Often, patients will apologize to their therapists when they are having bad days, even though they would not feel the need to do so when going through a similar bad day at a job in their pre-injury lives.  In reality, no apology is truly necessary.  Having good days and bad days is not only a natural part of life, but is just as natural a component of the journey to recovery.  The progress of a healthy recovery can usually be observed to resemble that of a healthy stock market.  We can track plenty of ups and downs, but a general upward trend is just as persistently evident.

On rare occasions, a patient may ask a therapist if he or she can skip a session because he or she is having a bad day.  Unless the patient is deemed unable to participate in therapy by a facility nurse or doctor, the patient will be strongly encouraged to engage in therapy.  This can be a bit confusing for patients.  After all, why shouldn’t they be able to skip rehabilitation when having a particularly bad day?  I will explain some of the logic involved in having patients stay in therapy even on those bad days.

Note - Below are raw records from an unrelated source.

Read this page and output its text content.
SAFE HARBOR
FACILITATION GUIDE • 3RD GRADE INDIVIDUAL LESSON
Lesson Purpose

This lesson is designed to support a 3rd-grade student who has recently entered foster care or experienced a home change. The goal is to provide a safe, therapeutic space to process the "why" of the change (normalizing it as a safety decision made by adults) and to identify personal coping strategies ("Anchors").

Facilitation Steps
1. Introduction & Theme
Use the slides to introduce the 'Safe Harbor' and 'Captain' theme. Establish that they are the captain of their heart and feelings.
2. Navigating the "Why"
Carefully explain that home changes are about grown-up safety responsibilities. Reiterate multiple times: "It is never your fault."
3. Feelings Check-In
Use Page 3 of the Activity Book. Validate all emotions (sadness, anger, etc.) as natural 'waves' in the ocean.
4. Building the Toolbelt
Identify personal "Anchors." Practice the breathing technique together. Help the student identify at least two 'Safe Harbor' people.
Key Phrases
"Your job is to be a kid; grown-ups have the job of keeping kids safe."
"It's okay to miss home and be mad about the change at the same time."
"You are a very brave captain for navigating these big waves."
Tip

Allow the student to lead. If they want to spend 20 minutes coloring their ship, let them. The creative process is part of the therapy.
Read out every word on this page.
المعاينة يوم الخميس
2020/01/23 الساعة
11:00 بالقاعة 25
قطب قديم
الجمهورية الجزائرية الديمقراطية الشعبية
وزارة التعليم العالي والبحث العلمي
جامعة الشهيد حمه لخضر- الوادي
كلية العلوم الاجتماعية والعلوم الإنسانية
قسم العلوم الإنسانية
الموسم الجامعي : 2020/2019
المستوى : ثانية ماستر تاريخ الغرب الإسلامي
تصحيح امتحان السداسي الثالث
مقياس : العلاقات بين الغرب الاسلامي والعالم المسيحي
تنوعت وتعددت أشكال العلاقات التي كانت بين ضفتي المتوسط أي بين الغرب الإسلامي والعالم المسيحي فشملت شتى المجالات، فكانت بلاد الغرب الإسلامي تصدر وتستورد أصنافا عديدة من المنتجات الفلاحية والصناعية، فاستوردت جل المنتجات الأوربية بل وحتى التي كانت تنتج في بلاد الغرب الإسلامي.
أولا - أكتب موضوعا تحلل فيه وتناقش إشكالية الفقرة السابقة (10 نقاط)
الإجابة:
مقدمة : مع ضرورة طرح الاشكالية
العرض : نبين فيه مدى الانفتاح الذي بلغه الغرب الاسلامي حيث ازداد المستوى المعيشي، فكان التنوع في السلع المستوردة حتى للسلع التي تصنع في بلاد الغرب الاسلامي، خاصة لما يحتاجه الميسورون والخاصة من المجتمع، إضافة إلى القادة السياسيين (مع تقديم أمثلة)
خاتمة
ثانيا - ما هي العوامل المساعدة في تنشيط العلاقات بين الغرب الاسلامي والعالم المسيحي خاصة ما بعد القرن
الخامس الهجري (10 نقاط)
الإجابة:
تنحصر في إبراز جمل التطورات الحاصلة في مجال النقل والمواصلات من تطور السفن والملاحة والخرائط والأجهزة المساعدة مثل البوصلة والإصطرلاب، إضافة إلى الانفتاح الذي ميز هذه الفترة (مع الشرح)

First, as stated earlier, bad days are a natural part of life.  Therapists know that on some days a patient will simply be unable to contribute that normal 100% effort.  This is fine.  Advances in therapy can be made even on bad days.  A therapist will always take a patient’s best effort, whether it be that patient’s best 80%, best 60% or even a 40% effort.  Every step forward in rehabilitation is a step in the right direction.  Second, it is important to remember that every activity in rehabilitation is aimed at facilitating success following discharge.  At home, just like in rehabilitation, there will be good and bad days.  Survivors need to be just as prepared to handle bad days at home as they are to handle the good ones.  For example, a patient may not want to work on hand skills necessary to use adaptive flatware on a bad day.  But what is that patient going to do when he or she is hungry at home on a bad day?  Will the patient not eat because he or she is having a bad day?  Good day or bad day, the same skills will be used to succeed at home and therefore they need to be practiced both on good days and bad days in therapy.

So don’t worry about having a bad day.  Just give therapy your best effort, even if on that day your best effort is only 40%!